Author : Sunil Hebbalkar | Published Date : 2018-09-15 

Roche, the biggest manufacturer of cancer medications across the world, has reportedly started an efficiency drive in a bid to counterattack competition by employing cost cuts. According to sources familiar with the development, Roche is struggling with sales as its biotech product portfolio ages amid intensifying rivalries, though it owns the best research and development laboratories in the pharmaceutical industry.

Severin Schwan, the Chief Executive, was quoted stating that he believes that he would be able to seal the sales gap with an anticipated moderate growth in the year 2019, accredited to new drugs like Ocrevus that treats multiple sclerosis. Schwan added that with companies having a sharp portfolio shift like Roche, it is imperative to dramatically reallocate resources, and Roche is currently working on the same lines.

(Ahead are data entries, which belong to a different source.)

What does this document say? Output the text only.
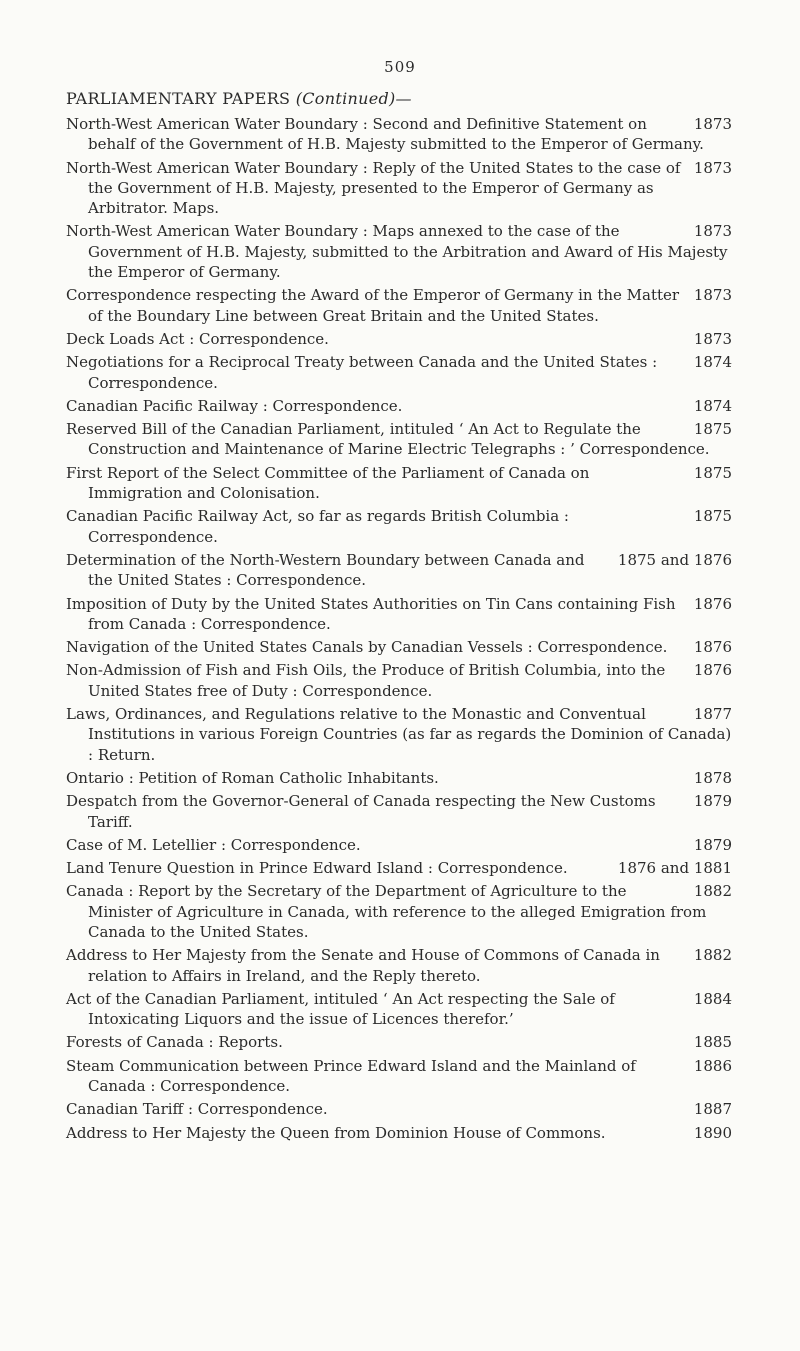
509
PARLIAMENTARY PAPERS (Continued)—
1873
North-West American Water Boundary : Second and Definitive Statement on behalf of the Government of H.B. Majesty submitted to the Emperor of Germany.
1873
North-West American Water Boundary : Reply of the United States to the case of the Government of H.B. Majesty, presented to the Emperor of Germany as Arbitrator. Maps.
1873
North-West American Water Boundary : Maps annexed to the case of the Government of H.B. Majesty, submitted to the Arbitration and Award of His Majesty the Emperor of Germany.
1873
Correspondence respecting the Award of the Emperor of Germany in the Matter of the Boundary Line between Great Britain and the United States.
1873
Deck Loads Act : Correspondence.
1874
Negotiations for a Reciprocal Treaty between Canada and the United States : Correspondence.
1874
Canadian Pacific Railway : Correspondence.
1875
Reserved Bill of the Canadian Parliament, intituled ‘ An Act to Regulate the Construction and Maintenance of Marine Electric Telegraphs : ’ Correspondence.
1875
First Report of the Select Committee of the Parliament of Canada on Immigration and Colonisation.
1875
Canadian Pacific Railway Act, so far as regards British Columbia : Correspondence.
1875 and 1876
Determination of the North-Western Boundary between Canada and the United States : Correspondence.
1876
Imposition of Duty by the United States Authorities on Tin Cans containing Fish from Canada : Correspondence.
1876
Navigation of the United States Canals by Canadian Vessels : Correspondence.
1876
Non-Admission of Fish and Fish Oils, the Produce of British Columbia, into the United States free of Duty : Correspondence.
1877
Laws, Ordinances, and Regulations relative to the Monastic and Conventual Institutions in various Foreign Countries (as far as regards the Dominion of Canada) : Return.
1878
Ontario : Petition of Roman Catholic Inhabitants.
1879
Despatch from the Governor-General of Canada respecting the New Customs Tariff.
1879
Case of M. Letellier : Correspondence.
1876 and 1881
Land Tenure Question in Prince Edward Island : Correspondence.
1882
Canada : Report by the Secretary of the Department of Agriculture to the Minister of Agriculture in Canada, with reference to the alleged Emigration from Canada to the United States.
1882
Address to Her Majesty from the Senate and House of Commons of Canada in relation to Affairs in Ireland, and the Reply thereto.
1884
Act of the Canadian Parliament, intituled ‘ An Act respecting the Sale of Intoxicating Liquors and the issue of Licences therefor.’
1885
Forests of Canada : Reports.
1886
Steam Communication between Prince Edward Island and the Mainland of Canada : Correspondence.
1887
Canadian Tariff : Correspondence.
1890
Address to Her Majesty the Queen from Dominion House of Commons.
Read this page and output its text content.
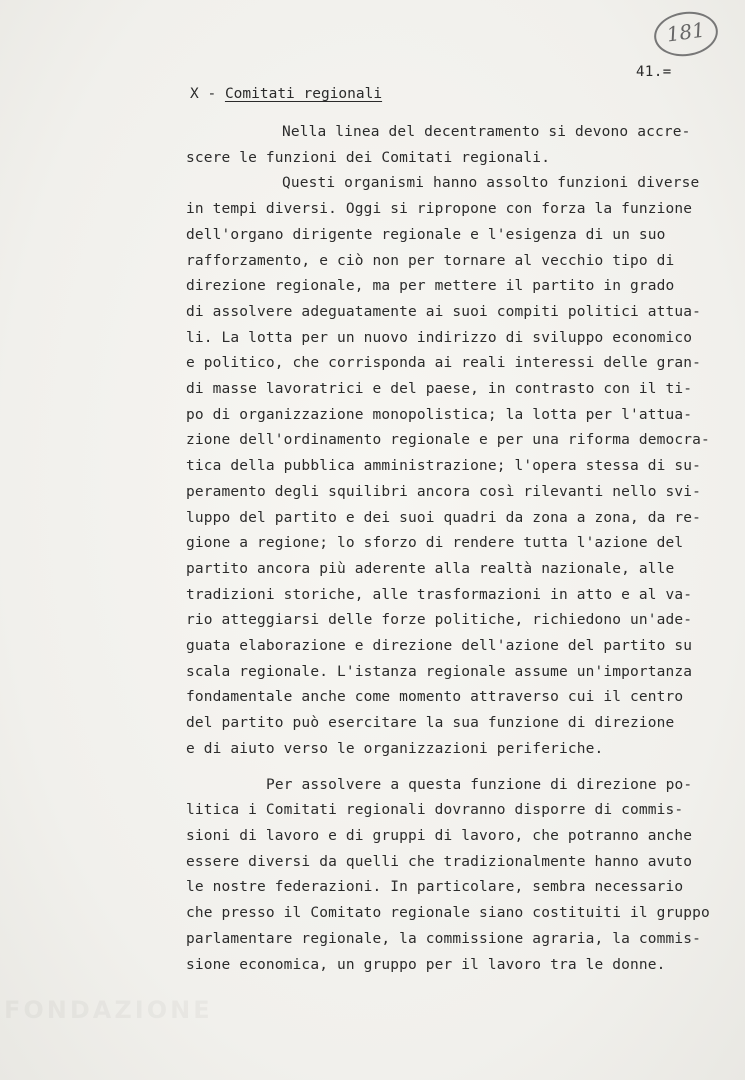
181
41.=
X - Comitati regionali
Nella linea del decentramento si devono accre-
scere le funzioni dei Comitati regionali.
Questi organismi hanno assolto funzioni diverse
in tempi diversi. Oggi si ripropone con forza la funzione
dell'organo dirigente regionale e l'esigenza di un suo
rafforzamento, e ciò non per tornare al vecchio tipo di
direzione regionale, ma per mettere il partito in grado
di assolvere adeguatamente ai suoi compiti politici attua-
li. La lotta per un nuovo indirizzo di sviluppo economico
e politico, che corrisponda ai reali interessi delle gran-
di masse lavoratrici e del paese, in contrasto con il ti-
po di organizzazione monopolistica; la lotta per l'attua-
zione dell'ordinamento regionale e per una riforma democra-
tica della pubblica amministrazione; l'opera stessa di su-
peramento degli squilibri ancora così rilevanti nello svi-
luppo del partito e dei suoi quadri da zona a zona, da re-
gione a regione; lo sforzo di rendere tutta l'azione del
partito ancora più aderente alla realtà nazionale, alle
tradizioni storiche, alle trasformazioni in atto e al va-
rio atteggiarsi delle forze politiche, richiedono un'ade-
guata elaborazione e direzione dell'azione del partito su
scala regionale. L'istanza regionale assume un'importanza
fondamentale anche come momento attraverso cui il centro
del partito può esercitare la sua funzione di direzione
e di aiuto verso le organizzazioni periferiche.
Per assolvere a questa funzione di direzione po-
litica i Comitati regionali dovranno disporre di commis-
sioni di lavoro e di gruppi di lavoro, che potranno anche
essere diversi da quelli che tradizionalmente hanno avuto
le nostre federazioni. In particolare, sembra necessario
che presso il Comitato regionale siano costituiti il gruppo
parlamentare regionale, la commissione agraria, la commis-
sione economica, un gruppo per il lavoro tra le donne.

Schwan also claimed that though the company’s Tecentriq immunotherapy failed to combat Merck & Company’s Keytruda for treating first-line lung cancer there are still important opportunities, especially in the hard-to-treat breast cancer market.

Market experts claim that the company needs to make big moves to retain its market position. Roche estimates that it would have a giant $10 Bn sales gap to seal by 2022, from competitor invasions in the cancer treatment sector, a territory that the Swiss drugmaker has dominated till date, claim sources.

Reportedly, the three top-selling drugs by Roche are used in cancer treatment and had a joint sales of 21 billion dollars in 2017, which made up for 40 percent of its overall sales. 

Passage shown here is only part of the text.